Nociceptive processing is tuned by GABAA receptor-mediated inhibition in the spinal cord dorsal horn that undergoes postnatal maturation in rodents. These GABAergic inhibitory postsynaptic currents (IPSCs) are modulated by 3α5α-reduced steroids during early postnatal development in spinal cord lamina II. Thus an enhanced phasic inhibition is present in neonates and decreases over time. GABA can also activate extrasynaptic receptors, giving rise to tonic inhibition. In this study, we characterized the contribution of plasma corticosterone (CORT) to postnatal maturation of spinal phasic and, for the first time, tonic GABAergic inhibitions. We used Fisher and Lewis rat strains displaying respectively high and low hypothalamic-pituitary-adrenal axis reactivity, compared to control Sprague-Dawley rats. Measured plasma CORT levels were significantly higher in Fisher rats, which also displayed significantly higher mechanical nociceptive thresholds, supporting the hypothesis of an antinociceptive action of CORT. Recorded GABAA IPSCs shortened during maturation in all strains while remaining larger in Fisher rats. Blocking the 5α-reduction of steroids in Fisher rats produced a further decrease of IPSC deactivation time constant. In contrast, GABAA tonic inhibition progressively increased during maturation, without any difference among strains. In conclusion, we show that both phasic and tonic GABAergic inhibitions undergo postnatal maturation in lamina II. Moreover spinal production of 3α5α-reduced steroids that presumably derive from plasma CORT is correlated to spinal GABAA phasic (but not tonic) inhibition and to mechanical nociceptive thresholds.
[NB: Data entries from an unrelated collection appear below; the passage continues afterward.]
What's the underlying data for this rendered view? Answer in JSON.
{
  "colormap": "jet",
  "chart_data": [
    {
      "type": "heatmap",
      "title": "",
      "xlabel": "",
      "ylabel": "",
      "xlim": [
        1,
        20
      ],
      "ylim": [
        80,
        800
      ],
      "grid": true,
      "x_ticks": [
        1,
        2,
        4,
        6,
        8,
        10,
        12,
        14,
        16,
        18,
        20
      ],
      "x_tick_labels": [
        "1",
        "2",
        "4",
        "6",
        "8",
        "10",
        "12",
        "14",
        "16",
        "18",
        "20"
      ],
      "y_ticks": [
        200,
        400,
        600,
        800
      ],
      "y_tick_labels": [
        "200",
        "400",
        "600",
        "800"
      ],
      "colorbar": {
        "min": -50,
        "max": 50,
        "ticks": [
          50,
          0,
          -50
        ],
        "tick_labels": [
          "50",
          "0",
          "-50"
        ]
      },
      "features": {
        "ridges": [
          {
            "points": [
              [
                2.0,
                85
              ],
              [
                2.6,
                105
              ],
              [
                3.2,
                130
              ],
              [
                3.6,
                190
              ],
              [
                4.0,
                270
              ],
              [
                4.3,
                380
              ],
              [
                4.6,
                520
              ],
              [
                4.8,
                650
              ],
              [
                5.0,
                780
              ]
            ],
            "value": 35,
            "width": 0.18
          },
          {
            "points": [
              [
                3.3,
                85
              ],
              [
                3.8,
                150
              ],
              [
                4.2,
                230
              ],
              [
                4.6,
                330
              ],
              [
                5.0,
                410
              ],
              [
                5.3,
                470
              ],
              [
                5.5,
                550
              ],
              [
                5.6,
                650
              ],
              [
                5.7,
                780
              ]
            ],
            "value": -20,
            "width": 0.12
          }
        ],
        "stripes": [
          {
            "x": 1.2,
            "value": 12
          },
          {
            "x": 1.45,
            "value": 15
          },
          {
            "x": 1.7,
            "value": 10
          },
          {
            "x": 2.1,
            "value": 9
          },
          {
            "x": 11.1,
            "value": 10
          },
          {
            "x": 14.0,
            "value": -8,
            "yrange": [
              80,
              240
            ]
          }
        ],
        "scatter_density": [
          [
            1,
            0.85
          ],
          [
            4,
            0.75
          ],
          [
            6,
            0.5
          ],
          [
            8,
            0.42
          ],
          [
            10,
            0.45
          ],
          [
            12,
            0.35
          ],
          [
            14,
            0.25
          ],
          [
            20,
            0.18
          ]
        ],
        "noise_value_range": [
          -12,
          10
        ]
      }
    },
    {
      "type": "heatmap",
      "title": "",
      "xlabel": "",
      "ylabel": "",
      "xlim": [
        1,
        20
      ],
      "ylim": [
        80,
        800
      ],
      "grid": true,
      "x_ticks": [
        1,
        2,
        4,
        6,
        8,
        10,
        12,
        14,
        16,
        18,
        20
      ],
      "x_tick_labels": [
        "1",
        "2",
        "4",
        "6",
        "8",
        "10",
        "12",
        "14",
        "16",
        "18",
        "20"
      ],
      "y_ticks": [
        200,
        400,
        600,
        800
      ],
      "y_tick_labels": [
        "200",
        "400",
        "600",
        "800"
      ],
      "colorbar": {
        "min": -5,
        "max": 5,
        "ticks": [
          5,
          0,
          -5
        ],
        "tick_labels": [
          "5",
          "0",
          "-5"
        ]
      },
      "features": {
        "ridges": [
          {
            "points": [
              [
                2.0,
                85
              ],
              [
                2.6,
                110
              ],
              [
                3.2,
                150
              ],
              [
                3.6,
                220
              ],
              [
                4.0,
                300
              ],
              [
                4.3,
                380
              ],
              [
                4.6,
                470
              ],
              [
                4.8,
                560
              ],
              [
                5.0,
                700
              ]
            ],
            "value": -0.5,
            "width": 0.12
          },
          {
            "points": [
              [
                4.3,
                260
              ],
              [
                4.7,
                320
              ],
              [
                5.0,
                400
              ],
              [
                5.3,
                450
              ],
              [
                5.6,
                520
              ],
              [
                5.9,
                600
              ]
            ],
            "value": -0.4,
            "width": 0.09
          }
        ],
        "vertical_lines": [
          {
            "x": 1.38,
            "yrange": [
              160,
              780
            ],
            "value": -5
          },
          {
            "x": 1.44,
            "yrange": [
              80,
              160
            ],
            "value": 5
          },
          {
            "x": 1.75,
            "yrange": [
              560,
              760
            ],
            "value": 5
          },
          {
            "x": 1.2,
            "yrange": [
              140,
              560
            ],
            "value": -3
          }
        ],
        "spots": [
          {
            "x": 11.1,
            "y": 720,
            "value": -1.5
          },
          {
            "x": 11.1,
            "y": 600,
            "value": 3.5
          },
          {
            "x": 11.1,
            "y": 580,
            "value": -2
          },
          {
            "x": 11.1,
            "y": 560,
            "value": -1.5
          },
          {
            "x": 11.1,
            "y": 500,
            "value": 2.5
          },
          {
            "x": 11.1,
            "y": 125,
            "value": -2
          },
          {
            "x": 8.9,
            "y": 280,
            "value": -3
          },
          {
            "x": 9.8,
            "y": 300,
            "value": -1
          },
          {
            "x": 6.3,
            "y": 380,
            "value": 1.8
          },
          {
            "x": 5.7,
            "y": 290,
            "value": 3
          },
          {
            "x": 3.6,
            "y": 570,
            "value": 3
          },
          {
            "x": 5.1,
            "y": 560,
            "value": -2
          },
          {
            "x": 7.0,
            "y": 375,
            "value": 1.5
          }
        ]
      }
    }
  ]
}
Pain behavior and spinal cell activation due to carrageenan-induced inflammation in two inbred rat strains with differential hypothalamic-pituitary-adrenal axis reactivity.
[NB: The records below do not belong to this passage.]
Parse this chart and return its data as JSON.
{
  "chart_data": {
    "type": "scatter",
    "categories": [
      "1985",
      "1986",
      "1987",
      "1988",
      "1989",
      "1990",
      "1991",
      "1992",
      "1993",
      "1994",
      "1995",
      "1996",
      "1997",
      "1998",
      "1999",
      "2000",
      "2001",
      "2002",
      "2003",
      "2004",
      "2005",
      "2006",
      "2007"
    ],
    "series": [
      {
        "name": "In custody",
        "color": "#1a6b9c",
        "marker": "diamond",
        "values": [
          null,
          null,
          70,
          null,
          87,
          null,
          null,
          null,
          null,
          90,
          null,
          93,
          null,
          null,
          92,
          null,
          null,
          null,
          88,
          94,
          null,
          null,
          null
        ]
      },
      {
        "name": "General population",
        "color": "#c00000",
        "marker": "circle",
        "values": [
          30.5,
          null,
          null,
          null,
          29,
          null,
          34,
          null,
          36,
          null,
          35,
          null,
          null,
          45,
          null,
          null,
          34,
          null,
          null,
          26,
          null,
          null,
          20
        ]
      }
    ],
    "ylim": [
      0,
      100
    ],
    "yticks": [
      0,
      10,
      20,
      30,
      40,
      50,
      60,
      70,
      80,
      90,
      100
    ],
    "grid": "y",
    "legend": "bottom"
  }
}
Lewis (LEW) and Fischer (FIS) inbred rats were used to study the relationship of hypothalamic-pituitary-adrenal (HPA) axis reactivity with inflammation-related pain behavior. LEW rats are susceptible to the development of autoimmune and chronic inflammatory disorders, whereas FIS rats are resistant. Since contradictory data have previously been collected under conditions of acute inflammation, we investigated the onset and maintenance of thermal and mechanical hyperalgesia and spinal activation of neurons and glia cells in a model of ongoing inflammation in both strains. Hind paw volumes and mechanical and thermal pain thresholds were measured prior to and during one week after intraplantar injection of carrageenan. The activation of nociceptive neurons (FosB), astroglia (GFAP) and microglia (OX-42) in the spinal cord of segments L5/L6 was assessed using immunohistochemistry. Inflammation increased paw volume, pain sensitivity and cell activation in both strains. FIS rats were more sensitive to sensory stimulation and developed a more severe edema on day 1, but recovered faster up to day 7 than LEW rats. At that time a higher amount of activated nociceptive neurons and corticosterone was seen in FIS rats, but microglial activation was more pronounced in LEW rats. Our results suggest a biphasic role of the HPA axis in pain behavior and spinal cell activation associated with ongoing inflammation. In the acute stage, the stronger reaction in FIS rats might be explained by an activating effect of corticosteroids on neutrophil function. Under ongoing inflammatory conditions the immunosuppressive actions of corticosteroids may dominate and lead to a quicker recovery of paw volume and pain sensitivity in FIS rats.